In the grand scheme of things, considering JPMorgan & Chase (JPM) and Citigroup (C) had already posted rock-solid first quarter numbers, it comes as no surprise that Bank of America (BAC) did the same. What was surprising, however, was just how good they were, and how near-flawless they were. The company made progress in every possible aspect of its business, reversing a downtrend from the stock in the nick of time.
For the quarter ending in March, BofA earned 41 cents per share on $22.2 billion in revenue. Both were up from the year-ago bottom line of 28 cents per share and top line of $19.7 billion. And, both topped expectations for a profit of 35 cents per share and sales of $21.6 billion.
Everything was better, across the board. Net interest income of $11.1 billion was up 5.0%, while noninterest income -- like stock-trading and management fees -- grew 9%; bond trading was up considerably. The consumer and institutional loan portfolios both grew as well, as did the amount of assets under the management of the company's wealth management arm. Conversely, loan losses continue to fall. The provision for credit losses was off 16% on a year-over-year-basis, while net charge-offs fell 13%.
Perhaps most important, the company made progress on its ROTCE, or return on average tangible common equity. It grew from Q4's 9.9% to 10.3%. While that's still less than Bank of America's goal of 12.0%, a ROTCE of 10.3% is still more than respectable within the banking world.
In a bigger sense though, last quarter's results from BofA confirm its semi-checkered past is truly in the past.
Like all banks, Bank of America struggled in the wake of the subprime loan meltdown. That stumble was followed by trouble with its energy/oil loan portfolio following the 2014 implosion of crude oil prices. Unlike most of its peers though, Bank of America was slow to find the Fed's full blessing after going through the regulatory "stress trust." The Federal Reserve largely kept the brakes on Bank of America's dividend growth, and also required the bank to up its reserves of higher-quality capital (this crimping its ability to grow). After the first quarter report though, those headwinds are decidedly in the rear-view mirror. The company is now starting its second full-year of strong earnings growth, and analysts expect more of the same -- and actually better margins -- going forward.

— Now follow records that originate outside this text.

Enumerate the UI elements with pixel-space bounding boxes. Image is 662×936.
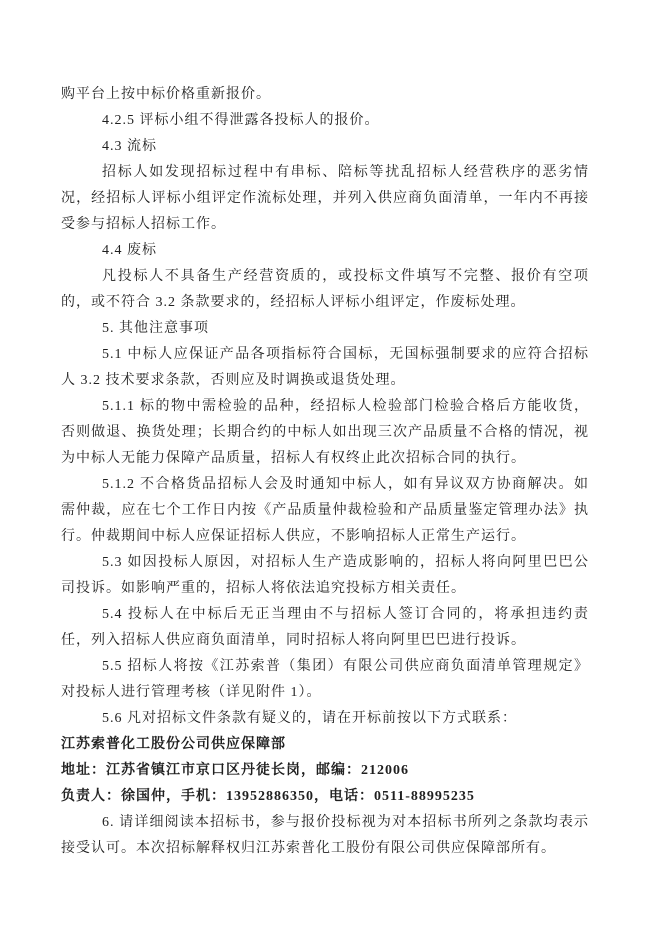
continuation-text: 购平台上按中标价格重新报价。 <box>61 82 589 108</box>
clause-5-3: 5.3 如因投标人原因，对招标人生产造成影响的，招标人将向阿里巴巴公司投诉。如影… <box>61 550 589 602</box>
clause-5-1-1: 5.1.1 标的物中需检验的品种，经招标人检验部门检验合格后方能收货，否则做退、… <box>61 394 589 472</box>
heading-5-other-notes: 5. 其他注意事项 <box>61 316 589 342</box>
clause-6-acceptance: 6. 请详细阅读本招标书，参与报价投标视为对本招标书所列之条款均表示接受认可。本… <box>61 810 589 862</box>
clause-5-6: 5.6 凡对招标文件条款有疑义的，请在开标前按以下方式联系： <box>61 706 589 732</box>
clause-4-3-body: 招标人如发现招标过程中有串标、陪标等扰乱招标人经营秩序的恶劣情况，经招标人评标小… <box>61 160 589 238</box>
contact-person-phone: 负责人：徐国仲，手机：13952886350，电话：0511-88995235 <box>61 784 589 810</box>
clause-5-4: 5.4 投标人在中标后无正当理由不与招标人签订合同的，将承担违约责任，列入招标人… <box>61 602 589 654</box>
contact-address: 地址：江苏省镇江市京口区丹徒长岗，邮编：212006 <box>61 758 589 784</box>
heading-4-3-liubiao: 4.3 流标 <box>61 134 589 160</box>
clause-5-1-2: 5.1.2 不合格货品招标人会及时通知中标人，如有异议双方协商解决。如需仲裁，应… <box>61 472 589 550</box>
document-page: 购平台上按中标价格重新报价。 4.2.5 评标小组不得泄露各投标人的报价。 4.… <box>0 0 662 936</box>
clause-4-2-5: 4.2.5 评标小组不得泄露各投标人的报价。 <box>61 108 589 134</box>
contact-department: 江苏索普化工股份公司供应保障部 <box>61 732 589 758</box>
clause-4-4-body: 凡投标人不具备生产经营资质的，或投标文件填写不完整、报价有空项的，或不符合 3.… <box>61 264 589 316</box>
clause-5-5: 5.5 招标人将按《江苏索普（集团）有限公司供应商负面清单管理规定》对投标人进行… <box>61 654 589 706</box>
clause-5-1: 5.1 中标人应保证产品各项指标符合国标，无国标强制要求的应符合招标人 3.2 … <box>61 342 589 394</box>
document-body: 购平台上按中标价格重新报价。 4.2.5 评标小组不得泄露各投标人的报价。 4.… <box>61 82 589 862</box>
heading-4-4-feibiao: 4.4 废标 <box>61 238 589 264</box>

The good news couldn't have come at a better time either.
Although much of the pullback since early March can be chalked up to an exceedingly frothy February. Nonetheless, the downtrend's rekindling in early April posed a real threat to BAC shares. A couple of different support levels -- one horizontal, and the other rising -- came into play. Had the stock broken under either or both of those support levels this week, the selling floodgates could have opened. Rather, those floors acted as floors on Monday, prompting a turnaround that saw some follow-through today. For the time being at least, BofA has escaped a bigger meltdown.
Don't get too bullish just yet. As the chart also shows, Bank of America shares bumped into the 20-day moving average line early in Tuesday's session and have rolled over. The stock could still very easily peel back until it breaks under those support lines. The selling fireworks could still start in earnest then. From a fundamental perspective though, such a pullback would be against the grain of the results trend and outlook, and be a buying opportunity.
On the flipside, never try and catch a falling knife. Make sure any meltdown is good and done before tiptoeing in.
At the same time, know that BAC could still evade a pullback and jolt higher instead. It would just need to clear the 20-day moving average line (blue) and the 100-day moving average line (gray) first.